On Friday, we were talking about the importance of developing a set of skills for whatever-it-is you want to make. I was talking about my childhood frustration in making things~~
After the frustrations of childhood and my inability to build a boat from two 2×4’s and a coil of rope, I quit making things. I entered adulthood, and who needs the added pressure of Being Bad at Glueing on top of the day job and trying to learn to make casseroles? In fact, I didn’t make much of anything for years until I began to write for a living, which is also when I began to interview artists and talk to them about what they did and what excited them. That was when I realized that you could actually learn to do stuff, like making books and soldering jewelry and creating things out of clay. It took a while to find instructions–this was before art retreats, before the internet, way before online classes and tutorials and webinars. This was, yes, in the dark ages. But I ordered kits and instructions and slowly, slowly, learned to do everything I wanted to do. I learned to bind books “the right way,” spending an entire year making books every. Single. Day. I learned to solder until I could do it “the right way,” working at it over and over, trying different kinds of solder and various kinds of flux, trying soldering irons and soldering guns, including the one my husband gave me for Christmas one year, one that was so powerful it terrified me. I worked with polymer clay, making batch after batch of stamped pieces, pieces with transfers, pieces embossed with texture and images. I painted it, I drilled it, I sanded it. I made art quilts–big ones, little ones. I bought an old machine and learned free-motion embroidery.

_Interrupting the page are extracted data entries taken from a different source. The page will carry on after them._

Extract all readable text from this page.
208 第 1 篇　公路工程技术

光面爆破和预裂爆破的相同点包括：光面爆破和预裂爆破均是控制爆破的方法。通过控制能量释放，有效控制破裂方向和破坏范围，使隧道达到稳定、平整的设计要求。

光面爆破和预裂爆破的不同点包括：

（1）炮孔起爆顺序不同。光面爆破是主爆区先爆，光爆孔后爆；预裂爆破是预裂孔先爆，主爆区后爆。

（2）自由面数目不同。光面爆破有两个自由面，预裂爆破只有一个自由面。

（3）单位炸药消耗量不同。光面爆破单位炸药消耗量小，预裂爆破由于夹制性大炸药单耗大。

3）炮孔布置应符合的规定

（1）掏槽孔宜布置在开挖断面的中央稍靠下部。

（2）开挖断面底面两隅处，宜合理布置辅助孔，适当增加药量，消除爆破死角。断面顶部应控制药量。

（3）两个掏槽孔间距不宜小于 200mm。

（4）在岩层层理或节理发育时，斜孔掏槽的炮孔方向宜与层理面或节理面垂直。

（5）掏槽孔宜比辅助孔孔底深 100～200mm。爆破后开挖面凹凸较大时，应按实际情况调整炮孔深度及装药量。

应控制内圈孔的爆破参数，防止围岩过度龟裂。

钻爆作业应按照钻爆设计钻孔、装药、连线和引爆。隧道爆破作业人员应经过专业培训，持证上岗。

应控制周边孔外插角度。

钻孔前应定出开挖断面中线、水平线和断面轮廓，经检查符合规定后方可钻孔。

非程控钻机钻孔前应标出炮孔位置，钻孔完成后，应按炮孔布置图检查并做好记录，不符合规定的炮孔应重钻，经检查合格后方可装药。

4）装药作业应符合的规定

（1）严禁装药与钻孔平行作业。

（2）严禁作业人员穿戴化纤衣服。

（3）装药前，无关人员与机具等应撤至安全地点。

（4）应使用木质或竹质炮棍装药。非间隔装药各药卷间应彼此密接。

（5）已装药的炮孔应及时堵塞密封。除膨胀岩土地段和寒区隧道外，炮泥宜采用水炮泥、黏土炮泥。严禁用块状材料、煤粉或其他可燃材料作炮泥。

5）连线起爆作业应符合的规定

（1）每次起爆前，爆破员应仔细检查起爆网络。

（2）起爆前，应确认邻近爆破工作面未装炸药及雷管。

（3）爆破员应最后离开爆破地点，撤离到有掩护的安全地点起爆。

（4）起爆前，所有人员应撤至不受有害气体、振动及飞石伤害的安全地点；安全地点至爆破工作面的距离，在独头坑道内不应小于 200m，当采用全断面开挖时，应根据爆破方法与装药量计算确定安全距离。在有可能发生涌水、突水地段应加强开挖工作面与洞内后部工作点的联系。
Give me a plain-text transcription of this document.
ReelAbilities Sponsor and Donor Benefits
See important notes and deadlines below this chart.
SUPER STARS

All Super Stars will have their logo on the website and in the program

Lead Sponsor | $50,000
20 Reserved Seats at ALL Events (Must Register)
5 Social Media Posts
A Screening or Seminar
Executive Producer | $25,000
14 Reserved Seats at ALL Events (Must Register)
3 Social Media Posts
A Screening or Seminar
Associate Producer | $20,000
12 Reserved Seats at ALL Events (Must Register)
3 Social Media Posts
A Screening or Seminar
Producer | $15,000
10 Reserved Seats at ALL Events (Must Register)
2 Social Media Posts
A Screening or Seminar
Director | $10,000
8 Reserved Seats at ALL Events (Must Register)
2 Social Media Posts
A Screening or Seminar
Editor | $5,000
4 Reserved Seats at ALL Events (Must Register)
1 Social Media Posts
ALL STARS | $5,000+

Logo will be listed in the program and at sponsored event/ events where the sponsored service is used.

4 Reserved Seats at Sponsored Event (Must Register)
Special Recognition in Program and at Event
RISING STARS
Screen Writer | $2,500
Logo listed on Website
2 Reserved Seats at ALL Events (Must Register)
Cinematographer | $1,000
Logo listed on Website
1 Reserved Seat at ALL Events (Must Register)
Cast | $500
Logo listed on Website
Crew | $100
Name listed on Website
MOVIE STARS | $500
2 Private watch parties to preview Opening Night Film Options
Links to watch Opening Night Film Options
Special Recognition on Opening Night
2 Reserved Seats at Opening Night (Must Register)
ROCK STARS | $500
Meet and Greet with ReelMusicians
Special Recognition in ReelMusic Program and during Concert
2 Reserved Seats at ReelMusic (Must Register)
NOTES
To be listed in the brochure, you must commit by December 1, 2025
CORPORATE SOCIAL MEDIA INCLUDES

In short, I worked. I developed sets of skills, one for each thing I thought might be The Thing for me. I worked at it long enough and intently enough that I could do whatever-it-was to my satisfaction, until I could look at the thing I made–the soldered necklace, the quilt, the clay jewelry–and say, “Yep, I did that. And it’s not bad.” In the process, I learned what it was that called to me (working with fabric) and what didn’t (pretty much everything else). But the most important thing I learned was that creativity, the desire to make stuff, that passion and drive, can’t go anywhere by itself. People talk about the frustration of wanting to make something but not being able to bring to life what it is they see in their heads. They have the ideas, they have the tools and supplies, but they just can’t figure out how to make it happen. Perhaps it’s the myth that the truly creative person doesn’t need instruction or classes, that they can just sit down and create whatever they imagine on the first attempt. Don’t believe it. The people who draw effortlessly? They draw all the time, every day, ever since they can remember. The workshop instructors who make what they do seem so simple? They’ve been doing that thing–riveting, glazing, sawing, painting–far longer and more intently than most of us can imagine. Making stuff from nothing is hard work, and to be able to take the wisp of an idea and turn it into something concrete that other people can see, you’ve got to have the skills required. Once you’ve mastered the skills and made them second nature, you don’t have to agonize over cold connections or coptic binding and can focus, instead, on creating. On bringing to life what you see in your head.
So here’s the key: if you know what it is that calls to you–paper, or fabric, or metal–learn how to do everything with that material. Read books and how-to articles in magazines. Watch online tutorials. Take workshops, both In Real Life and online. Ask questions. Practice. Make mistakes. Try again. If you’re not sure what it is that you want to work with? Then you get to do the same thing, but with a variety of media–you get to find out about soldering and quilting, weaving and paper-making. You find out about everything that seems remotely interesting, and then you narrow it down. And then you focus and learn everything you can. And practice. Always practice. It’s mastering the skills that allows you to bring your dreams to life.